The Host

75/100

The Host arrives in the U.S. on the kind of advance billing that greeted Asian genre features like the stripped-down horror movie Ringu, the ultraviolent reality-tv parody Battle Royale, and the intensely scripted double-crosses of Infernal Affairs. Those films maxed out geek buzz because they were sterling examples of something Hollywood rarely gets right — the raucous, galvanizing, and uncompromising genre movie. Where Hollywood genre pictures increasingly call attention to their own ridiculousness, somehow the best of their Asian counterparts have managed to keep an unrivalled air of seriousness about them, even when the concept is ridiculously outrĂ©: Fukasaku kept the schoolchildren’s deathmatch that was Battle Royale under control by shooting it just like a war movie, and by casting Takeshi Kitano, Japan’s ultimate black-comic performer, in an important supporting role.

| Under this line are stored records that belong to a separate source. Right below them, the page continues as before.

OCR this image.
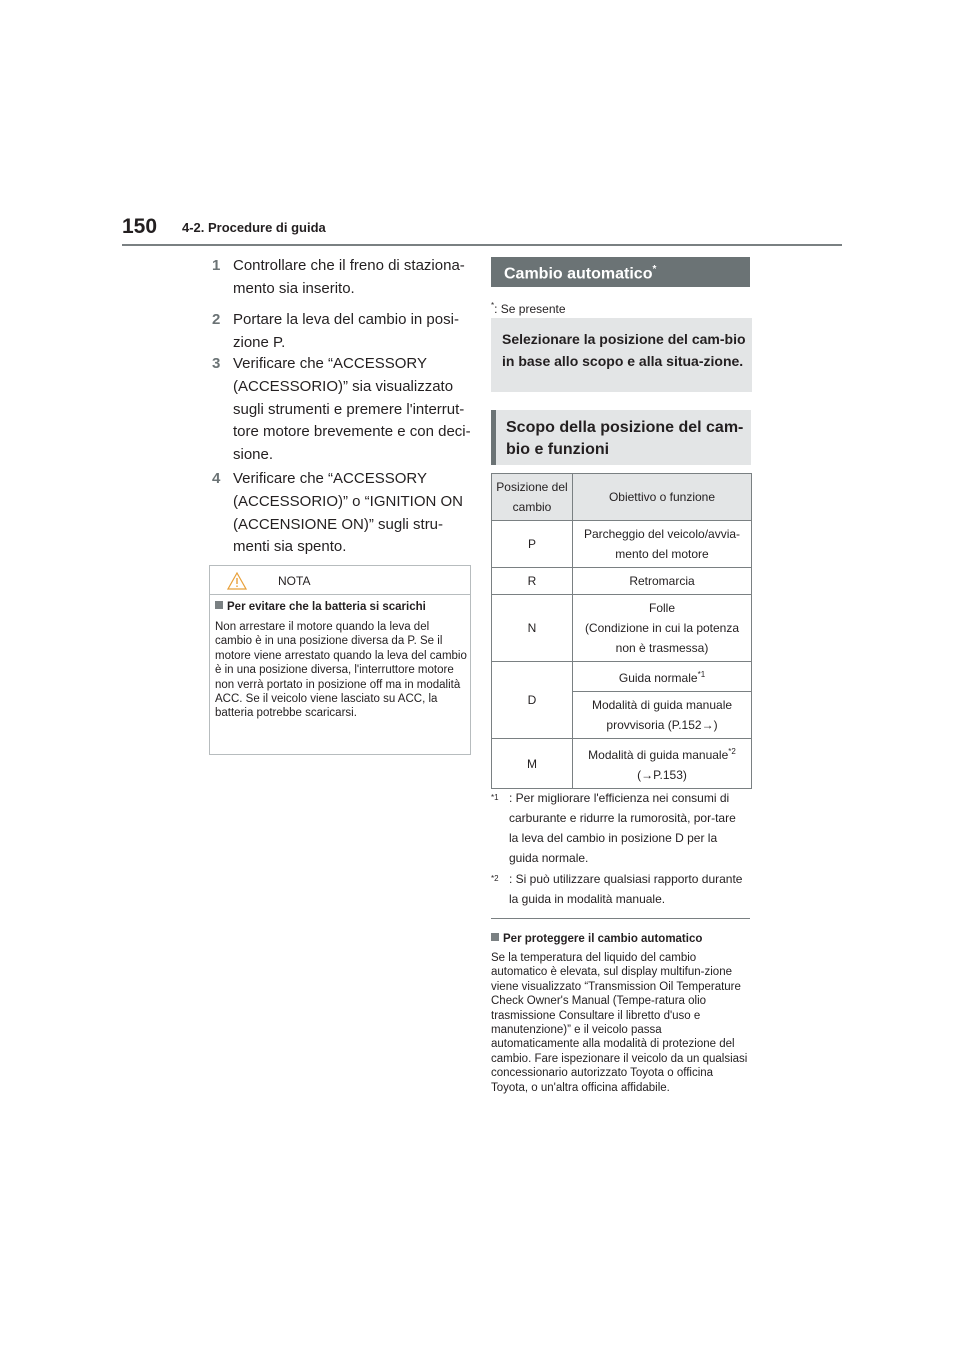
150 4-2. Procedure di guida
1 Controllare che il freno di staziona-mento sia inserito.
2 Portare la leva del cambio in posi-zione P.
3 Verificare che “ACCESSORY (ACCESSORIO)” sia visualizzato sugli strumenti e premere l'interrut-tore motore brevemente e con deci-sione.
4 Verificare che “ACCESSORY (ACCESSORIO)” o “IGNITION ON (ACCENSIONE ON)” sugli stru-menti sia spento.
NOTA
Per evitare che la batteria si scarichi
Non arrestare il motore quando la leva del cambio è in una posizione diversa da P. Se il motore viene arrestato quando la leva del cambio è in una posizione diversa, l'interruttore motore non verrà portato in posizione off ma in modalità ACC. Se il veicolo viene lasciato su ACC, la batteria potrebbe scaricarsi.
Cambio automatico*
*: Se presente
Selezionare la posizione del cam-bio in base allo scopo e alla situa-zione.
Scopo della posizione del cam-bio e funzioni
Posizione del cambio	Obiettivo o funzione
P	Parcheggio del veicolo/avvia-mento del motore
R	Retromarcia
N	Folle
(Condizione in cui la potenza non è trasmessa)

D	Guida normale$^{*1}$
	Modalità di guida manuale provvisoria (P.152→)
M	Modalità di guida manuale$^{*2}$
(→P.153)
$^{*1}$ : Per migliorare l'efficienza nei consumi di carburante e ridurre la rumorosità, por-tare la leva del cambio in posizione D per la guida normale.
$^{*2}$ : Si può utilizzare qualsiasi rapporto durante la guida in modalità manuale.
Per proteggere il cambio automatico
Se la temperatura del liquido del cambio automatico è elevata, sul display multifun-zione viene visualizzato “Transmission Oil Temperature Check Owner's Manual (Tempe-ratura olio trasmissione Consultare il libretto d'uso e manutenzione)” e il veicolo passa automaticamente alla modalità di protezione del cambio. Fare ispezionare il veicolo da un qualsiasi concessionario autorizzato Toyota o officina Toyota, o un'altra officina affidabile.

Scorsese updated Infernal Affairs to great effect partly by working with a William Monahan screenplay that smartly made the story even more hard-boiled, and the Hollywood fantasy film got a boost from the largely po-faced (and intermittently excellent) Lord of the Rings series. With King Kong, Peter Jackson even made a go at rescuing the Hollywood monster movie from the Godzilla slums. But his movie was bloated and overly cutesy and felt, ultimately, ponderous in a way you wouldn’t expect a giant-gorilla movie to be. (Perhaps all those Oscars put the wrong ideas in Jackson’s head.)


South Korea’s monster-movie juggernaut The Host, on the other hand, is a fairly delightful combination — dysfunctional-family comedy set against a Gojira-style monster movie about mutant Mother Nature run amuck. (An entertaining Hollywood equivalent might drop the Royal Tenenbaums or, better, the cast of Little Miss Sunshine into the middle of the next Aliens Vs. Predator slugfest.) The film’s opening salvo is a lovingly choreographed Jurassic Park-style attack by a sea monster living in Seoul’s polluted Han River. The beast — an intriguingly toothsome cross between a big fish and a giant lizard — snatches a schoolgirl from the shore and spirits her away to a hiding place in the sewer system. The rest of the film revolves around the attempts of family members to navigate bureaucratic red tape and outright obstruction in an attempt to rescue her.

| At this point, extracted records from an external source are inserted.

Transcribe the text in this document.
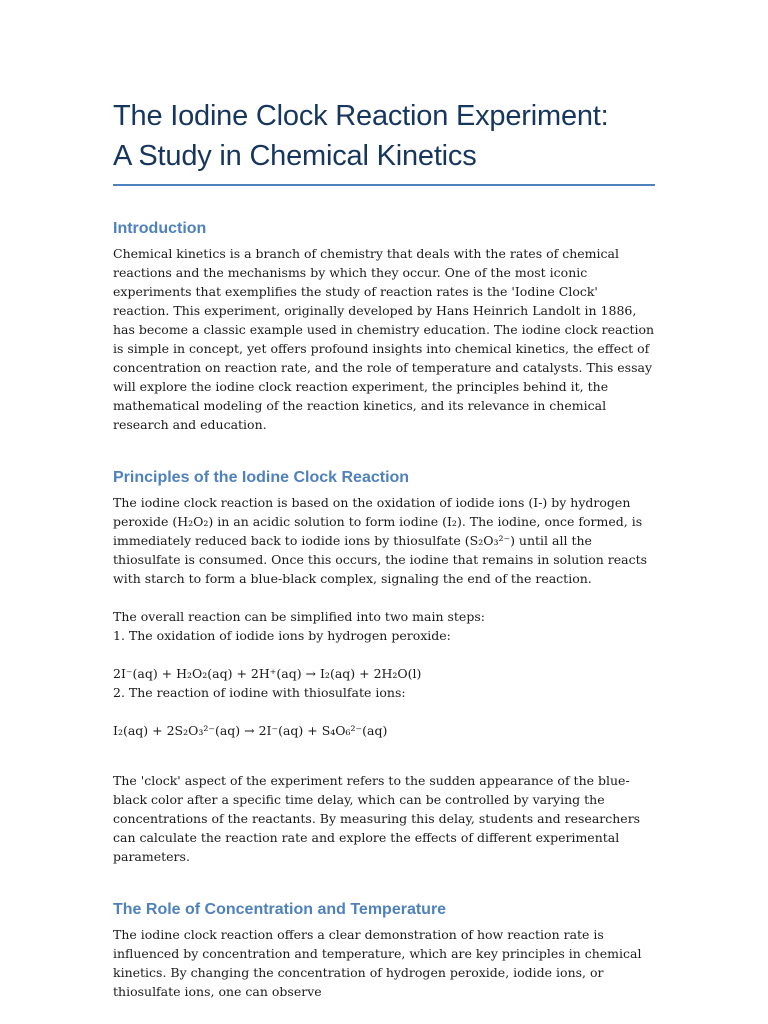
The Iodine Clock Reaction Experiment:
A Study in Chemical Kinetics
Introduction

Chemical kinetics is a branch of chemistry that deals with the rates of chemical reactions and the mechanisms by which they occur. One of the most iconic experiments that exemplifies the study of reaction rates is the 'Iodine Clock' reaction. This experiment, originally developed by Hans Heinrich Landolt in 1886, has become a classic example used in chemistry education. The iodine clock reaction is simple in concept, yet offers profound insights into chemical kinetics, the effect of concentration on reaction rate, and the role of temperature and catalysts. This essay will explore the iodine clock reaction experiment, the principles behind it, the mathematical modeling of the reaction kinetics, and its relevance in chemical research and education.

Principles of the Iodine Clock Reaction

The iodine clock reaction is based on the oxidation of iodide ions (I-) by hydrogen peroxide (H₂O₂) in an acidic solution to form iodine (I₂). The iodine, once formed, is immediately reduced back to iodide ions by thiosulfate (S₂O₃²⁻) until all the thiosulfate is consumed. Once this occurs, the iodine that remains in solution reacts with starch to form a blue-black complex, signaling the end of the reaction.

The overall reaction can be simplified into two main steps:

1. The oxidation of iodide ions by hydrogen peroxide:

2I⁻(aq) + H₂O₂(aq) + 2H⁺(aq) → I₂(aq) + 2H₂O(l)

2. The reaction of iodine with thiosulfate ions:

I₂(aq) + 2S₂O₃²⁻(aq) → 2I⁻(aq) + S₄O₆²⁻(aq)

The 'clock' aspect of the experiment refers to the sudden appearance of the blue-black color after a specific time delay, which can be controlled by varying the concentrations of the reactants. By measuring this delay, students and researchers can calculate the reaction rate and explore the effects of different experimental parameters.

The Role of Concentration and Temperature

The iodine clock reaction offers a clear demonstration of how reaction rate is influenced by concentration and temperature, which are key principles in chemical kinetics. By changing the concentration of hydrogen peroxide, iodide ions, or thiosulfate ions, one can observe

The film’s first scene has a U.S.-scientist type instructing an underling to dump bottle after bottle of surplus chemicals into the river; the film’s ending features a TV broadcast in the background blaming confusion and incompetence on the part of the American government for the whole incident, although the truth is something more sinister. My wife guessed that the film’s title must refer to the monster’s intention of laying eggs, Alien-style, in the bodies of the living humans it collects underground, but that idea is never dramatized. Instead, a viewer can draw the conclusion that Korea itself is “the host,” and a disruptive American military and industrial presence the occupying organism.

The current mini-cycle of horror movies that take as their starting points the misadventures of careless Americans at large in the greater world is almost certainly an indication of unease and resentment over U.S. foreign policy — I’m thinking not just of this movie and Severance, both of which are set for U.S. release later this year by Magnolia Pictures, but of the more mean-spirited variants being created in Hollywood itself, like Hostel and Turistas, where dumb and horny American kids come face to face with international ill will. (And surely the prevalence of ever-nastier mainstream horror pictures, along with the enduring popularity of the incredibly violent and highly entertaining 24, has something to do with the constant stream of bad news out of Iraq.) It’s part of The Host‘s charm that it so breezily blames the whole mess on Western interventionism and then spends the bulk of its narrative looking at its band of misfit characters on a low-key, personal level rather than continually attempting to ratchet up the action or deepen the political subtext. (The film’s second half features some protests that are probably meant to reflect real political demonstrations in South Korea — I’m not sure whether they specifically reference sentiment against the continued U.S. presence there, but it would fit the general thrust of the story.)

Action hounds may actually be disappointed at how few rollicking set pieces are on offer. But the makers of The Host remember some things too many of their Hollywood counterparts have forgotten — story, character, situation. It’s not that The Host is a particularly sensitive character study, but it establishes the personalities of its misfit players and sticks with them. That’s why, when they start to drop off one by one, you the viewer are moved to give a shit about their death. Maybe you’ll miss them when they’re gone from the narrative. And it’s that rooting interest and sense of actual peril, more even than the unusually imaginative rendering of a lithe, myth-making sea monster arrived in the present day, that places The Host head and shoulders above its SF/action competition in the states. It’s not a great or perfect movie. But it’s full of heart and it has a brain — and it’s a lot of fun.